Avoiding the negatives
In recent years, a series of company missteps, legal dramas and production challenges have dominated news coverage of Tesla. Mary Ritti, who led communications for six years at the social media company Snap and who drives a Tesla, said that Tesla beat reporters’ focus on these more negative stories, rather than on the company’s innovation. She sees, from Tesla’s point of view, why the company would decide to disengage with reporters.
Ritti said companies benefit from building trusting relationships with reputable journalists who can validate a company as a third party, especially in times of crisis. But when company leaders feel like coverage is consistently negative, they can decide to take advantage of the modern media environment and create its own relationship with the consumer, cutting out the middle man of traditional media.
In Tesla’s case, it has direct communications with the Tesla community through channels like social media or through the in-car dashboard. (Teslas have a screen that shows information and details about the car such as software updates.)
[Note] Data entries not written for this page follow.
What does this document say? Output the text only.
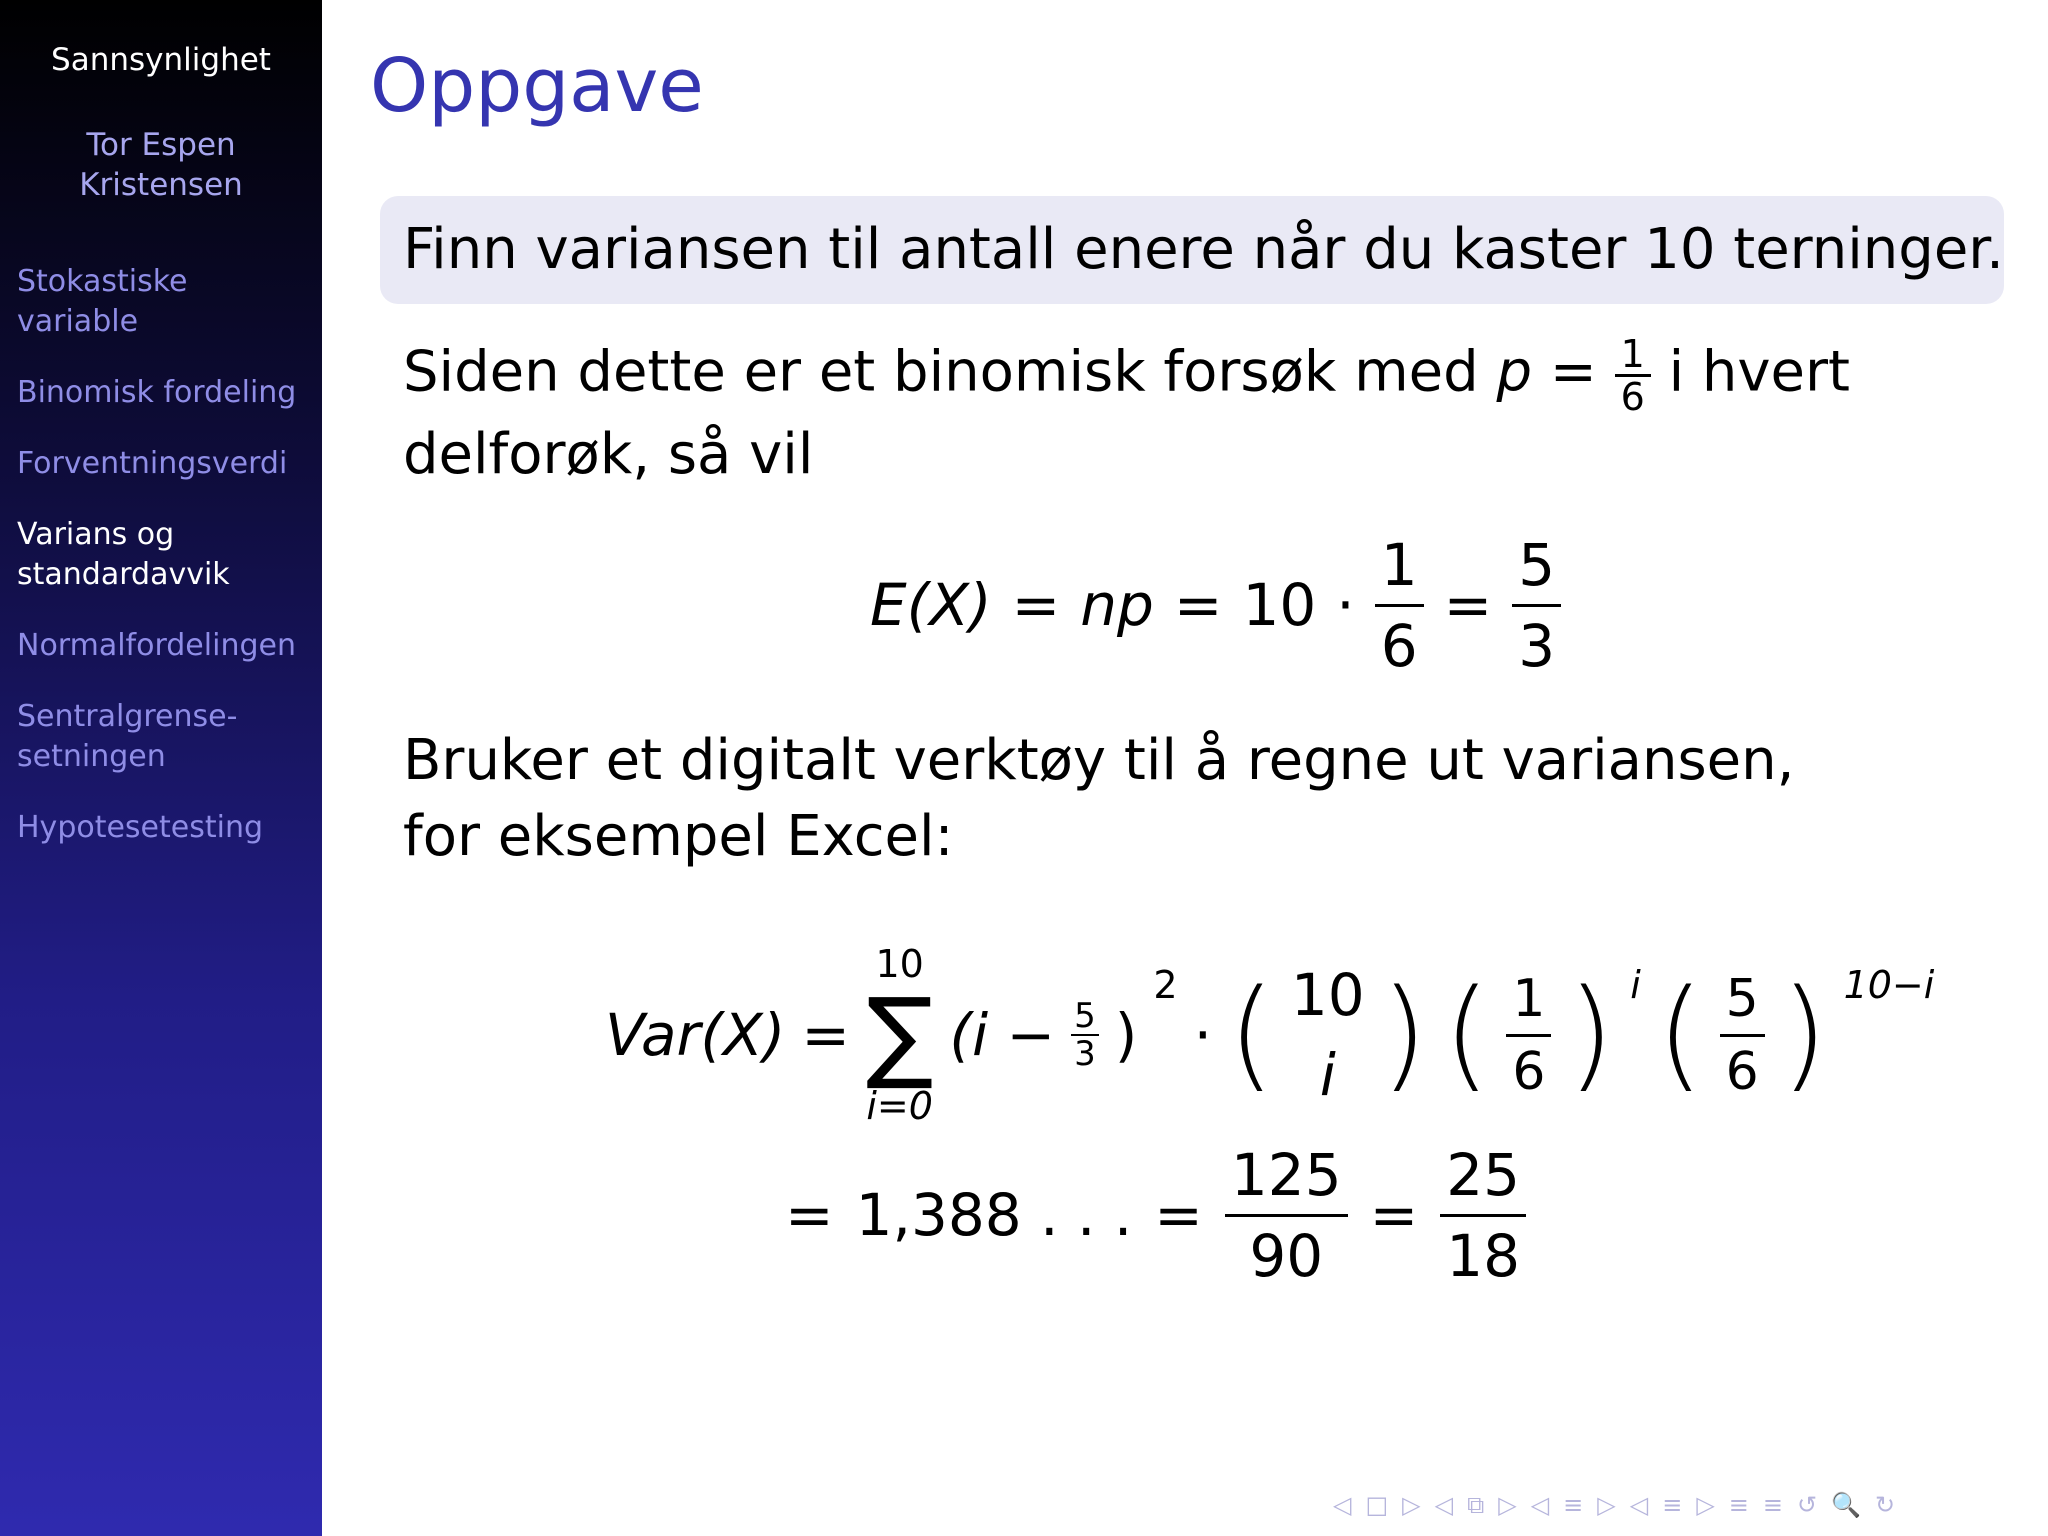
Sannsynlighet
Tor Espen
Kristensen
Stokastiske variable
Binomisk fordeling
Forventningsverdi
Varians og standardavvik
Normalfordelingen
Sentralgrense-setningen
Hypotesetesting
Oppgave
Finn variansen til antall enere når du kaster 10 terninger.
Siden dette er et binomisk forsøk med $p = \frac{1}{6}$ i hvert delforøk, så vil
E(X) = np = $10 \cdot \frac{1}{6} = \frac{5}{3}$
Bruker et digitalt verktøy til å regne ut variansen, for eksempel Excel:
Var(X) =
10
∑
i=0
($i - \frac{5}{3}$ )
2
· ( 10
i ) ( $\frac{1}{6}$ ) i ( $\frac{5}{6}$ ) 10−i
= 1,388 . . . = $\frac{125}{90} = \frac{25}{18}$
◁ □ ▷ ◁ ⧉ ▷ ◁ ≡ ▷ ◁ ≡ ▷ ≡ ≡ ↺ 🔍 ↻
“I could see where Tesla would choose to communicate directly to their community rather than through the media,” Ritti said. “They have all of these customers who are super passionate, love the car and the brand, and will, by word of mouth, tell other people.”
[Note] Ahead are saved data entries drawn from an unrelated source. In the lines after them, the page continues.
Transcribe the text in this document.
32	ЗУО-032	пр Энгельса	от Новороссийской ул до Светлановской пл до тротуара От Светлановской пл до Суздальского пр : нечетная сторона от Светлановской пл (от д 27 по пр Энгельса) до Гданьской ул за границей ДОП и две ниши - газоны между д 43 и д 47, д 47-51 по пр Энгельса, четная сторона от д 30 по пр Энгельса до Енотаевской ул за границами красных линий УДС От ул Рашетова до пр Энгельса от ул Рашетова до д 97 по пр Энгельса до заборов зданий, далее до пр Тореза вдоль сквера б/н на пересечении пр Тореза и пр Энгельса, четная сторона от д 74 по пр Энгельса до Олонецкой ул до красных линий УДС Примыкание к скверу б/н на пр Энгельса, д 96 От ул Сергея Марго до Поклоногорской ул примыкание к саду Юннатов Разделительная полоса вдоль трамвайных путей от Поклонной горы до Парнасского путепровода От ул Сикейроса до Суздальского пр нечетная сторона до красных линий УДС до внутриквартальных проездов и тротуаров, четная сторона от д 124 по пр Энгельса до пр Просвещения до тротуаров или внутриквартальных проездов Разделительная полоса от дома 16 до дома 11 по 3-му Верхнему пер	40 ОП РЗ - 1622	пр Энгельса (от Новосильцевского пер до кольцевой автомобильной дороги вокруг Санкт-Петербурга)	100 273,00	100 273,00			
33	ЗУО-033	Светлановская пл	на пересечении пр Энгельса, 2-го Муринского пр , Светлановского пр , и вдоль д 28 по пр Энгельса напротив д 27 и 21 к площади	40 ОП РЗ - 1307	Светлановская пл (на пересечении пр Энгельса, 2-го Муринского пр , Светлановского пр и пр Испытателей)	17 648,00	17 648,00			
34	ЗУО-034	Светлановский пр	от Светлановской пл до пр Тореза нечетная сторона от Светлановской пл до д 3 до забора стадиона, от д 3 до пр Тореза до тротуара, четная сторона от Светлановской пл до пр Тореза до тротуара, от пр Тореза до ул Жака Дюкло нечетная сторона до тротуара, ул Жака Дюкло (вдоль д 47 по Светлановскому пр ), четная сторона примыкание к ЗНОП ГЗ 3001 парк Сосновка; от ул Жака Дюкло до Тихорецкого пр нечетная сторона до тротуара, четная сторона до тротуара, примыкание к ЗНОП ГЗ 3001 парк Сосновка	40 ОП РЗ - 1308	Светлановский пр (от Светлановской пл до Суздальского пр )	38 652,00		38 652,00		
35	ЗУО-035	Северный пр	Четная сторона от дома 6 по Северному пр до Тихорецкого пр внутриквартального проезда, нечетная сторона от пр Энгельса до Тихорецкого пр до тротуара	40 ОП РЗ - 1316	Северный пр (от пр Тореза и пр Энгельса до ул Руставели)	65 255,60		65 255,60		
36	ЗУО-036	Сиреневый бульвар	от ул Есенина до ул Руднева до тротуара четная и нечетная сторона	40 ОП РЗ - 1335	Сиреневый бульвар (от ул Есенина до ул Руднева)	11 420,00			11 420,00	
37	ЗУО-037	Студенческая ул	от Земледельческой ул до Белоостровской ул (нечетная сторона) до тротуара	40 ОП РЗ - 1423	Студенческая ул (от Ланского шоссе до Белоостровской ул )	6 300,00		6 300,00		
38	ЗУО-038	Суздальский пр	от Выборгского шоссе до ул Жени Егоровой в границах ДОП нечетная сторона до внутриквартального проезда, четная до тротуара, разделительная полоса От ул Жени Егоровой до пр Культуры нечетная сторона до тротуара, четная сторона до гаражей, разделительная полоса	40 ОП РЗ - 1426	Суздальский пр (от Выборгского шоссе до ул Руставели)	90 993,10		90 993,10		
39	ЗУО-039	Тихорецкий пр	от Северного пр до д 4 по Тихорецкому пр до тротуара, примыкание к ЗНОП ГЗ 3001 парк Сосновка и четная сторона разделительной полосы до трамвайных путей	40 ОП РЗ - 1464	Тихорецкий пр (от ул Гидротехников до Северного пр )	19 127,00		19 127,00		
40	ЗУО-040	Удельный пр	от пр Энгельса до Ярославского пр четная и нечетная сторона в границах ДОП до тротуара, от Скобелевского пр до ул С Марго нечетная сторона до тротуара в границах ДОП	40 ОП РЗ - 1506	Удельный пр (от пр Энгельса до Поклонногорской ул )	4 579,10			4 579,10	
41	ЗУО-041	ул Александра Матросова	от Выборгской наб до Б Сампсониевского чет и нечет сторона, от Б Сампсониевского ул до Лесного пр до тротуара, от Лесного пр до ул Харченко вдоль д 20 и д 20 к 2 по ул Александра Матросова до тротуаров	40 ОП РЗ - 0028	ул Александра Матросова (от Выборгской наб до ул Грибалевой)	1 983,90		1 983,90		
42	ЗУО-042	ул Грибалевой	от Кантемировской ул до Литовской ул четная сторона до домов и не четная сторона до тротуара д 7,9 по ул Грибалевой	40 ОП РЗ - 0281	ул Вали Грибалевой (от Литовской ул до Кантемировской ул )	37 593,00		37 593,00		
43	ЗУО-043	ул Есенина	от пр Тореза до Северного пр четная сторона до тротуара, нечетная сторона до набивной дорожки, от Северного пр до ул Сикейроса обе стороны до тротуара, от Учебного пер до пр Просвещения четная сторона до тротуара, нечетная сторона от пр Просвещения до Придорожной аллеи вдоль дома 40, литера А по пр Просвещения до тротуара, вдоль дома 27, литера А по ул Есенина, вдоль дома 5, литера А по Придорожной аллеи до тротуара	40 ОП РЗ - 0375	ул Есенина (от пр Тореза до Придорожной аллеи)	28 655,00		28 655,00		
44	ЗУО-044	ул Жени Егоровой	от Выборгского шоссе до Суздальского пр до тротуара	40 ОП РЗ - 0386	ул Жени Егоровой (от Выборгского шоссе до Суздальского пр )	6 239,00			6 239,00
But that dynamic can have consequences when it comes to consumer safety. When Tesla released the beta version of what it described as its “full self-driving” software this fall — a long-awaited, revolutionary feature that Musk said he believed would make Teslas appreciating assets – the news media’s automotive journalists weren’t selected to review it. Instead, Tesla owners, some of whom had previously posted favorable videos about the company on social media, were given early access to the software and permitted to post reviews of it to their personal platforms.
One Tesla owner who has posted videos told CNN Business that he could not talk directly to the media about his experience using “full self-driving” because of a nondisclosure agreement with Tesla. CNN Business could not independently verify what agreements the beta testers have with Tesla, and if they include NDAs.
Auto safety experts say that Tesla’s reliance on enthusiasts to test its product risks consumers being less educated about the technology and its limitations.
“Tesla’s decision to leap frog the custom of giving objective parties, such as the traditional auto press, the opportunity to share their reviews with the public likely results in fewer consumers understanding ahead of time that full self-[driving] and Autopilot are nothing but deceptive marketing labels,” said Jason Levine, executive director of the Center for Auto Safety.
Tesla has warned drivers with “full self-driving” to pay extra attention to the road, and keep their hands on the wheel. The company says on its website that “active safety features are designed to assist drivers, but cannot respond in every situation. It is your responsibility to stay alert, drive safely and be in control of your car at all times.”
The National High Traffic Safety Administration has said that it will monitor the new technology closely and not hesitate to take action to protect the public against unreasonable risks to safety.
“As we have stated consistently, no vehicle available for purchase today is capable of driving itself,” NHTSA said in its October statement.
Even if companies like Tesla don’t engage directly without journalists, they’re still able to influence them, according to Cunningham, who has watched communications evolve since her work with Steve Jobs. The shift has made communications professionals a lot more like advertising professionals, she says. If a company controls its “digital footprint” today, Cunningham said, journalists are likely to follow it, as they’ll Google the topic and people they’re writing about.
“We just have so much more control over messaging today than back in the Steve Jobs era,” she said.